Pour nous projeter dans l’avenir, je souhaiterais relayer quelques réflexions de sagesse et de lucidité que je tiens du philosophe – appelons le Guy – qui nous faisait l’amitié d’être parmi nous pour nous éclairer sur l’avenir de la Fraternité et accessoirement de la Liberté d’expression :
– Tout d’abord, il faut renouer avec le »nous » c’est à dire avec la conscience de notre vivre ensemble et de notre communauté d’avenir. Car depuis assez longtemps, c’est notre espace commun, la notion-même de »République », qui s’est dégradée, dans notre société. Le »Je » de »je suis Charlie! » traduisait par trop notre atomisation actuelle, celle où l’individu solitaire juge personnellement et directement des affaires de l’Humanité, sans se référer à l’intérêt général ou collectif.
– la Fraternité est à la fois complément naturel et catalyseur de la Liberté et de l’Egalité. Tout simplement, parce que ces deux dernières valeurs de la République resteraient virtuelles et théoriques en l’absence de l’élan humain, celui qui mobilise, qui scelle l’unité, crée l’empathie et incite à construire ensemble. Elle seule permet de transcender les conflits culturels et les inégalités;
– la Fraternité relève du vocabulaire civique mais tout autant du langage religieux : assumons cette dualité mais ne restreignons pas la fraternité des croyants à un triste cercle paroissial défensif de coreligionnaire. N’oublions pas que l’islam, le vrai, est, lui aussi, Fraternité et Humanisme. La Révolution Française avait, sans complexe, assumé la dualité du terme, qui préfigurait la laïcité et nous ne pouvons pas faire moins aujourd’hui;
– L’apogée du concept dans notre histoire ne se situe pas en 1789 mais en 1848, avec l’éveil des nationalités. La Fraternité peut être solidifiée par la connaissance de l’Histoire. La notion française de République intègre ce ciment de cohésion. Aujourd’hui, la Fraternité ne décrit plus l’état de la société mais lui ouvre une voie pour sa refondation. Elle garde ses bienfaits, à la croisée du politique, de l’idéalisme, de la morale et des croyances;
– Ferment d’unité, la Fraternité est initialement stimulée par la découverte de la souffrance de l’Autre. Elle se nourrit surtout de la conscience de l’essence unique de chaque personne, de sa non-substituabilité. Sa logique est »parce que je suis moi, parce que il/elle est lui/elle ».
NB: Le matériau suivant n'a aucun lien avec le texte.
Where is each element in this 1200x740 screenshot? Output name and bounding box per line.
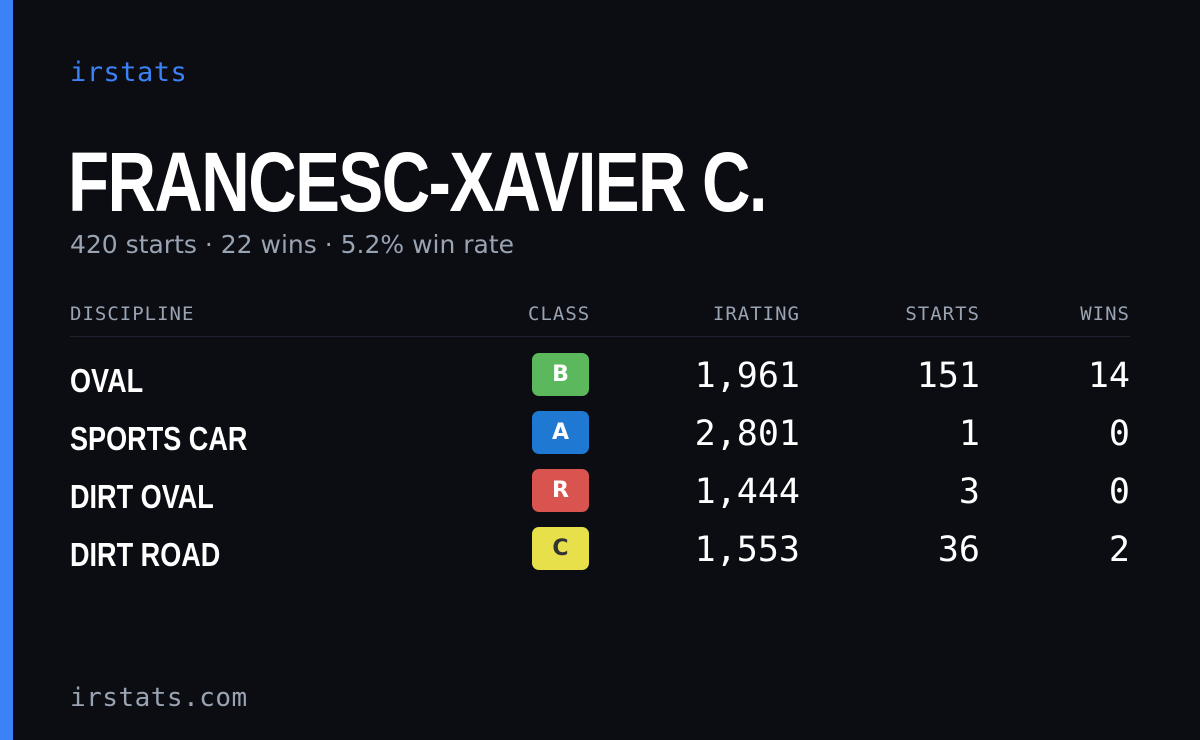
footer-url: irstats.com xyxy=(70,683,248,713)
irating-value: 1,553 xyxy=(694,530,800,570)
class-badge: B xyxy=(532,353,589,396)
wins-value: 2 xyxy=(1108,530,1130,570)
irating-value: 1,444 xyxy=(694,472,800,512)
header-class: CLASS xyxy=(528,303,591,325)
table-row: OVAL B 1,961 151 14 xyxy=(70,353,1130,411)
table-row: DIRT OVAL R 1,444 3 0 xyxy=(70,469,1130,527)
table-header: DISCIPLINE CLASS IRATING STARTS WINS xyxy=(70,298,1130,337)
class-badge: C xyxy=(532,527,589,570)
starts-value: 1 xyxy=(958,414,980,454)
starts-value: 3 xyxy=(958,472,980,512)
header-discipline: DISCIPLINE xyxy=(70,303,195,325)
stats-table: DISCIPLINE CLASS IRATING STARTS WINS OVA… xyxy=(70,298,1130,585)
irating-value: 2,801 xyxy=(694,414,800,454)
discipline-name: DIRT ROAD xyxy=(70,536,221,573)
wins-value: 0 xyxy=(1108,472,1130,512)
discipline-name: DIRT OVAL xyxy=(70,478,214,515)
wins-value: 14 xyxy=(1087,356,1130,396)
wins-value: 0 xyxy=(1108,414,1130,454)
header-irating: IRATING xyxy=(712,303,800,325)
driver-name: FRANCESC-XAVIER C. xyxy=(68,135,768,229)
header-starts: STARTS xyxy=(905,303,980,325)
table-row: SPORTS CAR A 2,801 1 0 xyxy=(70,411,1130,469)
discipline-name: OVAL xyxy=(70,362,144,399)
driver-summary: 420 starts · 22 wins · 5.2% win rate xyxy=(70,230,515,259)
starts-value: 151 xyxy=(916,356,980,396)
discipline-name: SPORTS CAR xyxy=(70,420,248,457)
class-badge: A xyxy=(532,411,589,454)
brand-logo-text: irstats xyxy=(70,57,188,88)
table-row: DIRT ROAD C 1,553 36 2 xyxy=(70,527,1130,585)
header-wins: WINS xyxy=(1080,303,1130,325)
irating-value: 1,961 xyxy=(694,356,800,396)
accent-bar xyxy=(0,0,13,740)
table-body: OVAL B 1,961 151 14 SPORTS CAR A 2,801 1… xyxy=(70,337,1130,585)
class-badge: R xyxy=(532,469,589,512)
starts-value: 36 xyxy=(937,530,980,570)
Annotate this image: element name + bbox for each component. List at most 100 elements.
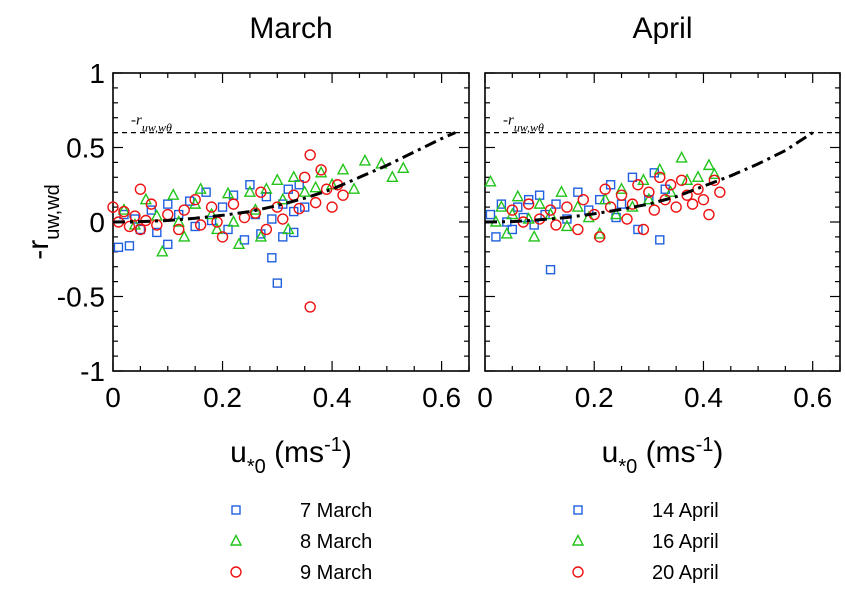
data-point [562, 202, 572, 212]
data-point [486, 211, 494, 219]
data-point [529, 231, 539, 241]
legend-marker [573, 536, 583, 546]
data-point [360, 155, 370, 165]
data-point [219, 203, 227, 211]
data-point [163, 210, 173, 220]
legend-label: 16 April [652, 531, 719, 553]
data-point [671, 202, 681, 212]
data-point [300, 172, 310, 182]
data-point [573, 202, 583, 212]
legend-marker [231, 567, 241, 577]
data-point [704, 160, 714, 170]
data-point [311, 198, 321, 208]
legend-label: 9 March [300, 562, 372, 584]
data-point [573, 224, 583, 234]
data-point [688, 199, 698, 209]
legend-marker [574, 506, 582, 514]
data-point [349, 184, 359, 194]
data-point [677, 152, 687, 162]
data-point [125, 242, 133, 250]
series-triangle [119, 155, 408, 255]
data-point [618, 200, 626, 208]
x-tick-label: 0.4 [684, 382, 723, 413]
data-point [305, 302, 315, 312]
data-point [168, 190, 178, 200]
y-tick-label: 1 [89, 58, 105, 89]
panel-april: April 0 0.2 0.4 0.6 u*0 (ms-1) -ruw,wθ [477, 12, 840, 478]
data-point [552, 200, 560, 208]
data-point [135, 184, 145, 194]
data-point [305, 150, 315, 160]
data-point [228, 217, 238, 227]
x-axis-label: u*0 (ms-1) [230, 434, 352, 478]
data-point [649, 205, 659, 215]
legend-label: 20 April [652, 562, 719, 584]
data-point [179, 231, 189, 241]
x-axis-label: u*0 (ms-1) [602, 434, 724, 478]
data-point [152, 211, 162, 221]
data-point [535, 199, 545, 209]
series-triangle [485, 152, 719, 240]
x-tick-label: 0.2 [575, 382, 614, 413]
data-point [698, 195, 708, 205]
x-tick-label: 0.6 [422, 382, 461, 413]
data-point [272, 175, 282, 185]
data-point [617, 190, 627, 200]
data-point [327, 202, 337, 212]
panel-title: April [632, 12, 692, 45]
data-point [551, 220, 561, 230]
data-point [595, 232, 605, 242]
data-point [513, 191, 523, 201]
legend-label: 14 April [652, 500, 719, 522]
panel-title: March [249, 12, 332, 45]
legend-marker [232, 506, 240, 514]
data-point [223, 188, 233, 198]
data-point [693, 184, 703, 194]
data-point [273, 279, 281, 287]
data-point [278, 214, 288, 224]
data-point [578, 195, 588, 205]
data-point [338, 164, 348, 174]
data-point [338, 190, 348, 200]
reference-line-label: -ruw,wθ [503, 113, 544, 135]
x-tick-label: 0 [105, 382, 121, 413]
data-point [164, 200, 172, 208]
x-tick-label: 0 [477, 382, 493, 413]
x-tick-label: 0.6 [793, 382, 832, 413]
y-tick-label: -1 [80, 356, 105, 387]
data-point [656, 236, 664, 244]
data-point [398, 163, 408, 173]
data-point [164, 240, 172, 248]
data-point [622, 214, 632, 224]
data-point [715, 187, 725, 197]
data-point [284, 185, 292, 193]
x-tick-label: 0.4 [313, 382, 352, 413]
data-point [289, 172, 299, 182]
data-point [147, 206, 155, 214]
data-point [268, 254, 276, 262]
data-point [207, 202, 217, 212]
data-point [556, 187, 566, 197]
data-point [114, 243, 122, 251]
data-point [311, 182, 321, 192]
data-point [492, 233, 500, 241]
data-point [196, 220, 206, 230]
data-point [268, 215, 276, 223]
legend: 7 March 8 March 9 March 14 April 16 April 20 … [231, 500, 719, 584]
legend-marker [573, 567, 583, 577]
y-axis-label: -ruw,wd [22, 184, 64, 260]
y-tick-label: -0.5 [57, 282, 105, 313]
series-circle [507, 172, 725, 242]
y-tick-label: 0 [89, 207, 105, 238]
legend-marker [231, 536, 241, 546]
y-tick-label: 0.5 [66, 133, 105, 164]
legend-label: 7 March [300, 500, 372, 522]
data-point [387, 172, 397, 182]
data-point [704, 210, 714, 220]
data-point [547, 266, 555, 274]
panel-march: March 0 0.2 0.4 0.6 1 0.5 0 -0.5 -1 -ruw,wd u*0 (ms… [22, 12, 469, 478]
reference-line-label: -ruw,wθ [131, 113, 172, 135]
data-point [638, 224, 648, 234]
legend-label: 8 March [300, 531, 372, 553]
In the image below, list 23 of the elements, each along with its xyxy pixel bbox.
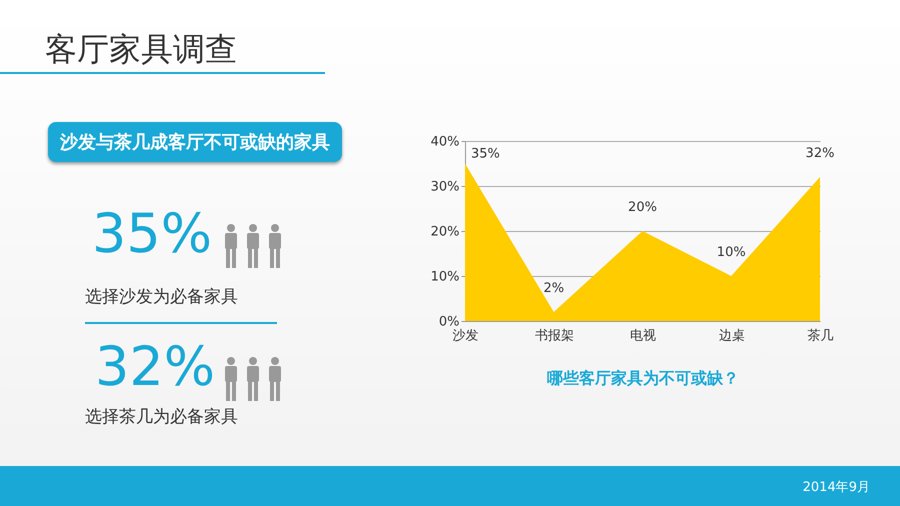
y-tick-label: 0% (438, 314, 460, 330)
data-label: 32% (806, 146, 834, 161)
y-tick-label: 30% (430, 180, 460, 194)
x-axis-title: 哪些客厅家具为不可或缺？ (547, 368, 739, 388)
x-tick-label: 电视 (630, 328, 656, 344)
data-label: 35% (471, 146, 500, 162)
text: 客厅家具调查 (45, 29, 237, 70)
data-label: 10% (716, 245, 746, 260)
text: 32% (95, 335, 216, 398)
text: 沙发与茶几成客厅不可或缺的家具 (48, 122, 342, 162)
text: 2014年9月 (802, 479, 870, 496)
x-tick-label: 茶几 (808, 328, 834, 344)
data-label: 20% (628, 200, 657, 215)
y-tick-label: 10% (430, 270, 460, 284)
data-label: 2% (543, 281, 564, 296)
x-tick-label: 沙发 (452, 328, 478, 344)
text: 选择沙发为必备家具 (85, 286, 238, 308)
x-tick-label: 书报架 (534, 328, 574, 344)
x-tick-label: 边桌 (718, 328, 745, 344)
text: 选择茶几为必备家具 (85, 406, 238, 428)
text: 35% (92, 202, 212, 265)
y-tick-label: 20% (430, 224, 460, 240)
y-tick-label: 40% (430, 134, 460, 150)
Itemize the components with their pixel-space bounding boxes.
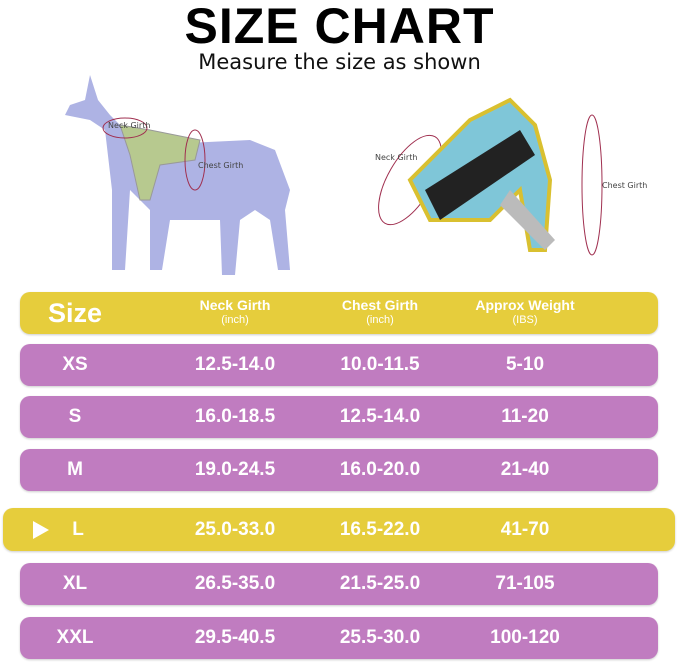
- table-row: S 16.0-18.5 12.5-14.0 11-20: [20, 396, 658, 438]
- dog-silhouette: [65, 75, 290, 275]
- table-header: Size Neck Girth (inch) Chest Girth (inch) …: [20, 292, 658, 334]
- chest-cell: 16.5-22.0: [339, 518, 421, 540]
- header-size: Size: [47, 297, 103, 328]
- neck-cell: 25.0-33.0: [194, 518, 276, 540]
- table-row: M 19.0-24.5 16.0-20.0 21-40: [20, 449, 658, 491]
- size-cell: XXL: [56, 627, 94, 648]
- table-row-highlighted: L 25.0-33.0 16.5-22.0 41-70: [3, 508, 675, 551]
- neck-girth-label: Neck Girth: [108, 121, 150, 130]
- weight-cell: 11-20: [501, 406, 549, 427]
- harness-neck-label: Neck Girth: [375, 153, 417, 162]
- dog-diagram: Neck Girth Chest Girth: [65, 75, 290, 275]
- play-triangle-icon: [31, 508, 51, 551]
- chest-cell: 12.5-14.0: [339, 406, 421, 427]
- chest-cell: 25.5-30.0: [339, 627, 421, 648]
- chest-girth-label: Chest Girth: [198, 161, 243, 170]
- neck-cell: 16.0-18.5: [194, 406, 276, 427]
- size-cell: L: [72, 518, 84, 540]
- size-cell: XS: [62, 354, 88, 375]
- neck-cell: 26.5-35.0: [194, 573, 276, 594]
- page-subtitle: Measure the size as shown: [198, 50, 481, 74]
- neck-cell: 12.5-14.0: [194, 354, 276, 375]
- chest-cell: 10.0-11.5: [340, 354, 420, 375]
- table-row: XL 26.5-35.0 21.5-25.0 71-105: [20, 563, 658, 605]
- page-title: SIZE CHART: [184, 0, 495, 54]
- weight-cell: 21-40: [500, 459, 550, 480]
- chest-cell: 21.5-25.0: [339, 573, 421, 594]
- size-cell: XL: [62, 573, 88, 594]
- table-row: XXL 29.5-40.5 25.5-30.0 100-120: [20, 617, 658, 659]
- harness-diagram: Neck Girth Chest Girth: [375, 97, 647, 256]
- header-neck: Neck Girth (inch): [199, 297, 271, 327]
- header-chest: Chest Girth (inch): [341, 297, 419, 327]
- weight-cell: 71-105: [495, 573, 555, 594]
- harness-shape: [119, 124, 201, 201]
- weight-cell: 100-120: [490, 627, 560, 648]
- size-cell: M: [67, 459, 83, 480]
- harness-chest-label: Chest Girth: [602, 181, 647, 190]
- weight-cell: 5-10: [505, 354, 545, 375]
- table-row: XS 12.5-14.0 10.0-11.5 5-10: [20, 344, 658, 386]
- neck-cell: 29.5-40.5: [194, 627, 276, 648]
- size-cell: S: [68, 406, 82, 427]
- chest-cell: 16.0-20.0: [339, 459, 421, 480]
- header-weight: Approx Weight (IBS): [475, 297, 575, 327]
- neck-cell: 19.0-24.5: [194, 459, 276, 480]
- weight-cell: 41-70: [500, 518, 550, 540]
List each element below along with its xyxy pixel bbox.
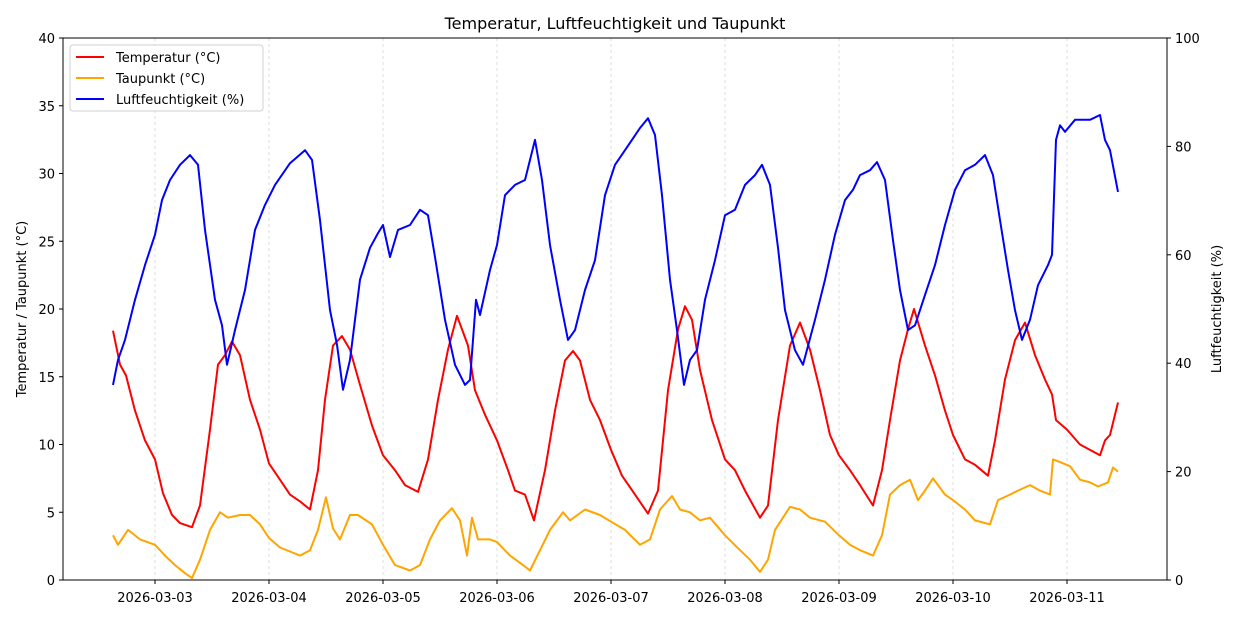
y-left-tick-label: 0: [47, 574, 55, 589]
y-left-tick-label: 10: [38, 439, 55, 454]
y-left-tick-label: 20: [38, 303, 55, 318]
y-left-tick-label: 30: [38, 168, 55, 183]
y-left-tick-label: 15: [38, 371, 55, 386]
y-right-tick-label: 80: [1175, 140, 1192, 155]
y-left-tick-label: 5: [47, 506, 55, 521]
x-tick-label: 2026-03-08: [687, 591, 763, 606]
y-axis-right: 0 20 40 60 80 100: [1167, 32, 1200, 589]
x-tick-label: 2026-03-04: [231, 591, 307, 606]
legend-label: Taupunkt (°C): [115, 72, 205, 87]
chart-title: Temperatur, Luftfeuchtigkeit und Taupunk…: [444, 14, 786, 33]
legend-box: [69, 44, 264, 112]
y-left-tick-label: 25: [38, 235, 55, 250]
x-tick-label: 2026-03-09: [801, 591, 877, 606]
y-right-tick-label: 100: [1175, 32, 1200, 47]
x-tick-label: 2026-03-07: [573, 591, 649, 606]
series-line-temperatur: [112, 305, 1119, 529]
x-tick-label: 2026-03-05: [345, 591, 421, 606]
y-left-tick-label: 35: [38, 100, 55, 115]
x-tick-label: 2026-03-03: [117, 591, 193, 606]
x-axis: 2026-03-03 2026-03-04 2026-03-05 2026-03-06…: [117, 580, 1105, 606]
x-tick-label: 2026-03-11: [1029, 591, 1105, 606]
y-right-tick-label: 0: [1175, 574, 1183, 589]
y-axis-left-label: Temperatur / Taupunkt (°C): [15, 221, 30, 398]
y-right-tick-label: 40: [1175, 357, 1192, 372]
y-left-tick-label: 40: [38, 32, 55, 47]
series-line-luftfeuchtigkeit: [112, 114, 1119, 391]
series-line-taupunkt: [112, 458, 1119, 579]
y-right-tick-label: 60: [1175, 249, 1192, 264]
x-tick-label: 2026-03-10: [915, 591, 991, 606]
y-axis-left: 0 5 10 15 20 25 30 35 40: [38, 32, 63, 589]
series-lines: [112, 114, 1119, 579]
legend: Temperatur (°C) Taupunkt (°C) Luftfeuchtig…: [69, 44, 264, 112]
grid: [154, 38, 1068, 580]
y-right-tick-label: 20: [1175, 466, 1192, 481]
legend-label: Luftfeuchtigkeit (%): [116, 93, 244, 108]
legend-label: Temperatur (°C): [115, 51, 221, 66]
y-axis-right-label: Luftfeuchtigkeit (%): [1210, 245, 1225, 373]
x-tick-label: 2026-03-06: [459, 591, 535, 606]
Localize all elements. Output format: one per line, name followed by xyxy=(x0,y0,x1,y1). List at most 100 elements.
– La Fraternité appelle une structuration de la société pour accomplir son idéal solidaire. Pour renforcer l’envie d’agir ensemble, il nous faudra réhabiliter et restaurer les corps intermédiaires, les médiateurs, les porte-paroles. La gouvernance doit s’impliquer dans des plans d’ensemble et de long terme (on pense à la politique de la Ville, toujours proclamée, fort peu mise en oeuvre). A l’intérieur d’un système fraternel, la laïcité (celle de la loi 1905) ne constitue pas un but mais un utile mode d’emploi;
– La Fraternité n’est pas immune de dérives. Elle peut même être pervertie. De 1789 à 1793, on l’a conçue »nationale », »citoyenne » puis fondée sur la terreur. Lorsqu’elle appelle à la destruction de ses ennemis, la fraternité dévoyée se fait tyrannie, purge et oppression. Le chauvinisme et même le gouvernement par la torture impliquent requièrent l’adhésion massive d’acteurs politiques agissant en »Fraternité ». Les fascismes privilégient tous une notion fermée et exclusive (ou raciale) de la Fraternité;
– Le »cosmopolitisme », perçu comme oblitérant tout ce qui est national, local, ancré dans une langue ou dans une culture donnée, ne favorise pas l’émergence d’un sentiment fraternel. Il est dénué d’efficacité sociale. En revanche, le multilatéralisme, pour autant qu’il fait converger des acteurs typés et divers vers des formes d’action communes, constitue un prolongement de la fraternité, à l’international. La communauté internationale se préoccupe alors des plus faibles (cf. les demandeurs d’asile), des victimes, des minorités maltraitées. Ceci implique de passer par un délicat et nécessaire dialogue des cultures. A preuve, l’affaire du port de la burka sur la place publique ou les problèmes d’interprétation de la laïcité »à la française ».
Amis de partout, maintenons bien haut la flamme de la Fraternité, en ces temps troublés!